A deploy simply establishes an SSH connection to each box to deploy to, uploads a deployment script to that box, and executes it. This is done atomically, as well, so if the deploy fails on one box, it is automatically rolled back on all boxes. If the deploy succeeds, the fcgi’s are restarted and the application begins running on the new version.

Managing versions

Rolling back is possible because of the way the deployment works. Every production application has the following directory structure:

  [approot]
      +--- releases
      |       +--- 1234
      |       |      +--- app
      |       |      +--- doc
      |       |      +--- cache
      |       |      +--- log --> [approot]/shared/log
      |       |      +--- public
      |       |      +--- test
      |       +--- 1245
      |       +--- 1371
      |       +--- 1511
      |       ...
      |       +--- 2713
      +--- shared
      |       +--- log
      |       ...
      +--- current --> [approot]/releases/2713

In this lovely ascii diagram, you see the approot has two subdirectories (releases, and shared) and one symbolic link (current). The releases subdirectory contains one subdirectory for each release, named for the subversion version number of that release. The current symlink always points to the most recent release in that directory.

The web server is then configured so that the webroot of the application is [approot]/current/public.

When a deployment occurs, the latest release is checked out of the svn repository into the releases directory (of all of the production app servers) and the current symlink is updated.
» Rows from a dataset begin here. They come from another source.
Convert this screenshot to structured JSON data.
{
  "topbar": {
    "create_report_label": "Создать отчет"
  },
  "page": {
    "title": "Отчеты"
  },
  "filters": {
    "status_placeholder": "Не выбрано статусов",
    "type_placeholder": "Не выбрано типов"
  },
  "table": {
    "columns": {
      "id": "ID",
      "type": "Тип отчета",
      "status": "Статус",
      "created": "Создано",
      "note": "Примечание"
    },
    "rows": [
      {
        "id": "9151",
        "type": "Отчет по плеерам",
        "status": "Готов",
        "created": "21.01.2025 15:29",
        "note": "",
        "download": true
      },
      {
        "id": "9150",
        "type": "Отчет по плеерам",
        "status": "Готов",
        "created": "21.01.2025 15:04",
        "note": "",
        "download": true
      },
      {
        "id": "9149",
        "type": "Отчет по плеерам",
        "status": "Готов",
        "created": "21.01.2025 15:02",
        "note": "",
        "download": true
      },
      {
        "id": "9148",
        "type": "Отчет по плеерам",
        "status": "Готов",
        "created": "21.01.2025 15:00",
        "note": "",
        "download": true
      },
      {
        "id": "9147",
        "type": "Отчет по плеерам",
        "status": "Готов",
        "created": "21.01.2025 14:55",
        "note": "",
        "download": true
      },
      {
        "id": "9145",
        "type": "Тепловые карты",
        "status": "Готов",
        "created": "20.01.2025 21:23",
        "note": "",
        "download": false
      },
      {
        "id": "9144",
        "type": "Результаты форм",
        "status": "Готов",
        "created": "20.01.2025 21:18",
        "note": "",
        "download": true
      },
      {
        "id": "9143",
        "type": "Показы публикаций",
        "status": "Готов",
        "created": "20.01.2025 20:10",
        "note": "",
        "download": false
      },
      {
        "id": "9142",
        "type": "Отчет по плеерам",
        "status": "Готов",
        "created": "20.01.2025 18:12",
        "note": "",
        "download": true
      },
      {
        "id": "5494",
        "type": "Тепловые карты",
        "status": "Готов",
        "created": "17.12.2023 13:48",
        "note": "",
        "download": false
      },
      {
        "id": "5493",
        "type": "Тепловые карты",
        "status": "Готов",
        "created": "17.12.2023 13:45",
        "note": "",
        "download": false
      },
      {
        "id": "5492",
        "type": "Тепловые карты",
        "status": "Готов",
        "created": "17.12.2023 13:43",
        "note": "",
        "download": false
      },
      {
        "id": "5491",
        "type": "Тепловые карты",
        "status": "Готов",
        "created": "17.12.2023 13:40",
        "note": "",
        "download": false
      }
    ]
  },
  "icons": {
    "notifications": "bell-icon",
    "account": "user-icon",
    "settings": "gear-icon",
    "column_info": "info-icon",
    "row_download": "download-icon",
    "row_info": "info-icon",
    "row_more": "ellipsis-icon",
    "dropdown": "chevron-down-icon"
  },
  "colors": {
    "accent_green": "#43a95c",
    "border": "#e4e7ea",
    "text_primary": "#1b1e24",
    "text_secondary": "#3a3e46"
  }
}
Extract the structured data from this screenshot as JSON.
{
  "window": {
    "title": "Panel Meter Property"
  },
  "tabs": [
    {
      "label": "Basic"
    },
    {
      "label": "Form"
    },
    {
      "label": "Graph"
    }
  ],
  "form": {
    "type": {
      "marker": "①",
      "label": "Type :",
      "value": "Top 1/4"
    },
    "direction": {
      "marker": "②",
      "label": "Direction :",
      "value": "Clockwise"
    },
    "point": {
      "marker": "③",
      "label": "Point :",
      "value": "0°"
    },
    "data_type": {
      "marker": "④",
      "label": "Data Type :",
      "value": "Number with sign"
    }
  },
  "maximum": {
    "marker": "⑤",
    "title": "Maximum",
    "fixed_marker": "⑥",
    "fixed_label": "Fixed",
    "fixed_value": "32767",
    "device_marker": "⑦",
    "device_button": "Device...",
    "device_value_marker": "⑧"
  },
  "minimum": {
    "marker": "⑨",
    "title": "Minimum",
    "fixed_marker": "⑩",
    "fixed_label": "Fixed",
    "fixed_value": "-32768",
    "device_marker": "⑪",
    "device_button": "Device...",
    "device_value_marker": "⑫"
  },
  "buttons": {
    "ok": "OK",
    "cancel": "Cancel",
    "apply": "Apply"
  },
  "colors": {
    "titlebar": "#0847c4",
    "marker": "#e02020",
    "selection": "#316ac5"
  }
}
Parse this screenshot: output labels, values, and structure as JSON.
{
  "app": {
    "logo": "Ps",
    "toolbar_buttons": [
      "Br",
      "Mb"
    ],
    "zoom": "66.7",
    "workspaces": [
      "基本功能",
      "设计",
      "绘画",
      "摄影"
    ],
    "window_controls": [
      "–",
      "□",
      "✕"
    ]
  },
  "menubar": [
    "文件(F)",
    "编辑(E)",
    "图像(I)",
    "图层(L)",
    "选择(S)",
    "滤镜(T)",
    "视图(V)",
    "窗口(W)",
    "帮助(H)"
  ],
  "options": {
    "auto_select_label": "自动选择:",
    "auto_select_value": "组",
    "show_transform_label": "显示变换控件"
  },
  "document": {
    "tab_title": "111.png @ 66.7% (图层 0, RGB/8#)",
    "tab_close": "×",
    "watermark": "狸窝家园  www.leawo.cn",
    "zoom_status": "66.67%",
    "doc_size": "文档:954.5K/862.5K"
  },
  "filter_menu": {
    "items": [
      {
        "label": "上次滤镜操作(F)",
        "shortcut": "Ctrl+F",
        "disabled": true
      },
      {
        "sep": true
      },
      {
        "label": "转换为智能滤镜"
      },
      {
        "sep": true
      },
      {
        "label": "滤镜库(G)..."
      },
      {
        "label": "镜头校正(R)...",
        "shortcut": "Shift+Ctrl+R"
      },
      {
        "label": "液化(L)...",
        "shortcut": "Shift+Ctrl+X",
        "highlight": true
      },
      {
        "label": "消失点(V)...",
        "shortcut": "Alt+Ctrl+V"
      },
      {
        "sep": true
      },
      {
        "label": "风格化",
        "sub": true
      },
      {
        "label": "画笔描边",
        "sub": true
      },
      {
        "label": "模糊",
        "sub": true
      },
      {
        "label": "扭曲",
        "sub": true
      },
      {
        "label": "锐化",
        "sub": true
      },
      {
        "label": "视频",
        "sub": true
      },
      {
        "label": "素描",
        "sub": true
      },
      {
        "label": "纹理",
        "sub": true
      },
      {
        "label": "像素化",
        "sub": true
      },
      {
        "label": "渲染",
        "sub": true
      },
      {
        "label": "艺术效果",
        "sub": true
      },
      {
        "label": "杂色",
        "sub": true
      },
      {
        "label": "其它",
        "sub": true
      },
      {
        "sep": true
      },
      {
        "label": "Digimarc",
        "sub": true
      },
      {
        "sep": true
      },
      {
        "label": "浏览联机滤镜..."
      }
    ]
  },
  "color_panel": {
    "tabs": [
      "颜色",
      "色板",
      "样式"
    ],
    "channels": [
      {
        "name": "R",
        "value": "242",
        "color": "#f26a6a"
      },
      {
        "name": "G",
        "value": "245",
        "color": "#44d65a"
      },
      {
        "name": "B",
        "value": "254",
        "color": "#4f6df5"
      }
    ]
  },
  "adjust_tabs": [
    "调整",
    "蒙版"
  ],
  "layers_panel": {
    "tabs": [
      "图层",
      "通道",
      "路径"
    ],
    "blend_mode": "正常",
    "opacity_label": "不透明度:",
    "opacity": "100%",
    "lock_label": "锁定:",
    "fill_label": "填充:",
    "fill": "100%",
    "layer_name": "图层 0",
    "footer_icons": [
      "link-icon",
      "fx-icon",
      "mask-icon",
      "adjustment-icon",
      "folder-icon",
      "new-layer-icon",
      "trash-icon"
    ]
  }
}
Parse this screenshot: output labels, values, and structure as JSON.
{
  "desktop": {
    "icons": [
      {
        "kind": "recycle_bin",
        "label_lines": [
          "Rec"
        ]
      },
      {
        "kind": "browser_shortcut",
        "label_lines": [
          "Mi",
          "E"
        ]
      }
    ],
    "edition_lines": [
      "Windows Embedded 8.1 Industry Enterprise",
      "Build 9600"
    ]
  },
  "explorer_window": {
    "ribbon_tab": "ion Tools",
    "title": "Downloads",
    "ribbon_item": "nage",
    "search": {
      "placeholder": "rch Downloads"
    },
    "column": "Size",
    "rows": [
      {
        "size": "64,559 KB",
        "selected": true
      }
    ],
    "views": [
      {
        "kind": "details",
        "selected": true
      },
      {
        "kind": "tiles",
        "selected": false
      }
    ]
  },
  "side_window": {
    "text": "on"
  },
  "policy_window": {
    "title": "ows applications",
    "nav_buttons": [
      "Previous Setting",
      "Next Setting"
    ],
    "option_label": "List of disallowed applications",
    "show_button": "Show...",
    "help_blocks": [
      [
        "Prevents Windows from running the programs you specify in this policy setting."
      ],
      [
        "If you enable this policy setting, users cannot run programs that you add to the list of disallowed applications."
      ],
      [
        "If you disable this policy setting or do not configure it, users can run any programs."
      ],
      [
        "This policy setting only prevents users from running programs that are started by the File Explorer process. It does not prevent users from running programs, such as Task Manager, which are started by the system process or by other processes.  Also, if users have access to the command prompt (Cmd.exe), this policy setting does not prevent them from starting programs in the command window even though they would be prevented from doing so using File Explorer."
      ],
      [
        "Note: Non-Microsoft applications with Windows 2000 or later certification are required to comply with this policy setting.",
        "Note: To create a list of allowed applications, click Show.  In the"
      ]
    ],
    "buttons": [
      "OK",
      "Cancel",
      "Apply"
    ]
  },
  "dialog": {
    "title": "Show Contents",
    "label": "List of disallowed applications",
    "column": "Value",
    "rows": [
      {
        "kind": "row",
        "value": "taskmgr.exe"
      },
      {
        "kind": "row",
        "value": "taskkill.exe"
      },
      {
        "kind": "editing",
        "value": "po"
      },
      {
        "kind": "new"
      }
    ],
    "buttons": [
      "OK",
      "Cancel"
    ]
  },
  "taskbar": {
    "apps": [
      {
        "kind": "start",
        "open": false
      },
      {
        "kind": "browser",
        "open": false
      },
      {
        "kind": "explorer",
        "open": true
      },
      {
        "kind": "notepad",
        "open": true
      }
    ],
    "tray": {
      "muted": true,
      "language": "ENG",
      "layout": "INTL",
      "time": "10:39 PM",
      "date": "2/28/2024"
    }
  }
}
If all goes well on the other deployment servers, the fcgi processes are then restarted on all servers.

This makes rolling back to the previous version a snap. You just update the symlink, delete the bad version, and restart the fcgis.

Conclusion

As you can see, there need be nothing haphazard about application deployment in RoR. To be honest, I’ve used Java war files and ear files (alot) and hated them. They weren’t for me. I find the kind of agile deployment described in this article much more powerful, and simpler.

And, hey, it’s all written in Ruby. What’s not to like about that?